Though we tend not to think on it much in this increasingly technologized world, an essential element of the Attire language is the need to define and communicate ritually. That need makes itself known in endless variations, from the robes of the religious, to the comparisoning of a punk. The elaborate and wildly diverse styles of the Tokyo streets are as full of ritual and meaning as the traditional garb of a samurai.
In the office we are more grudgingly connected. Knowing that there are strict, largely pointless rules about appropriate attire for the office environment, we adhere as much as we can, but very often with an ill grace. The ritual is one imposed from outside, and not fully freely chosen, beyond having accepted a job where such rules are in place. The ritual exists, but, given our true choice, we might choose not to take part in it.

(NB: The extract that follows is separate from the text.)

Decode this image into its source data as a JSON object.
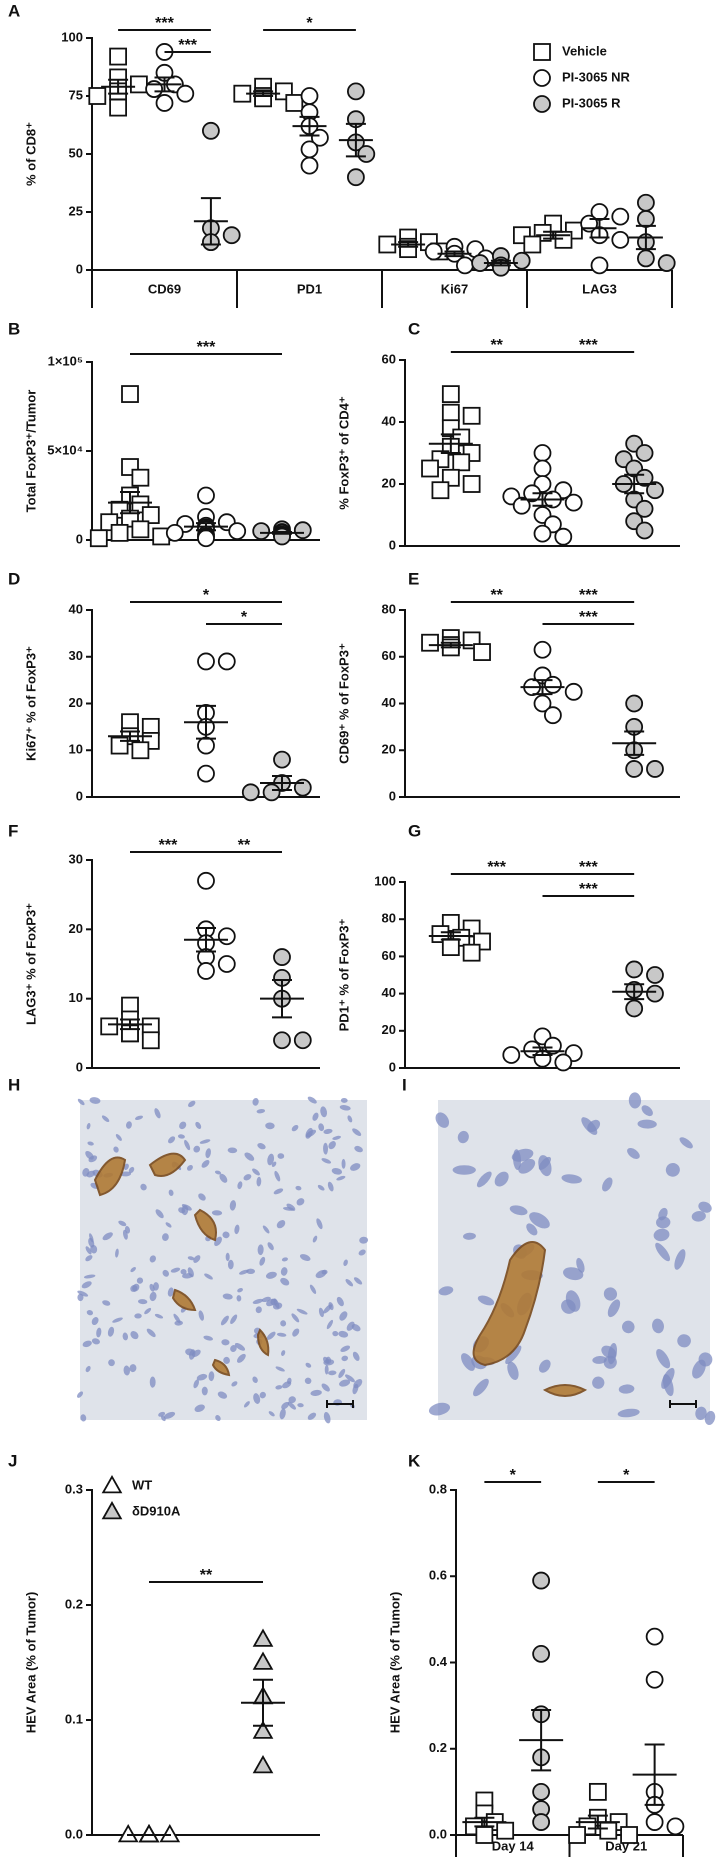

Evening attire is the most ritualized of all our apparel choices, especially for men. There is a very narrowly defined set of rules and expectations about what creates a full dress evening look for a man. And when I get dressed in my full Douglass tartan ensemble, I am taking part in a venerable ritual of dressing. Women have more latitude, but their set of rules is strongly defined as well. And though the aspect of belonging to a group is less clearly stated, the implications are those of status, education and intellect, though not any of those are necessarily true. So the ritual persists, even when its a falsehood to which we only aspire.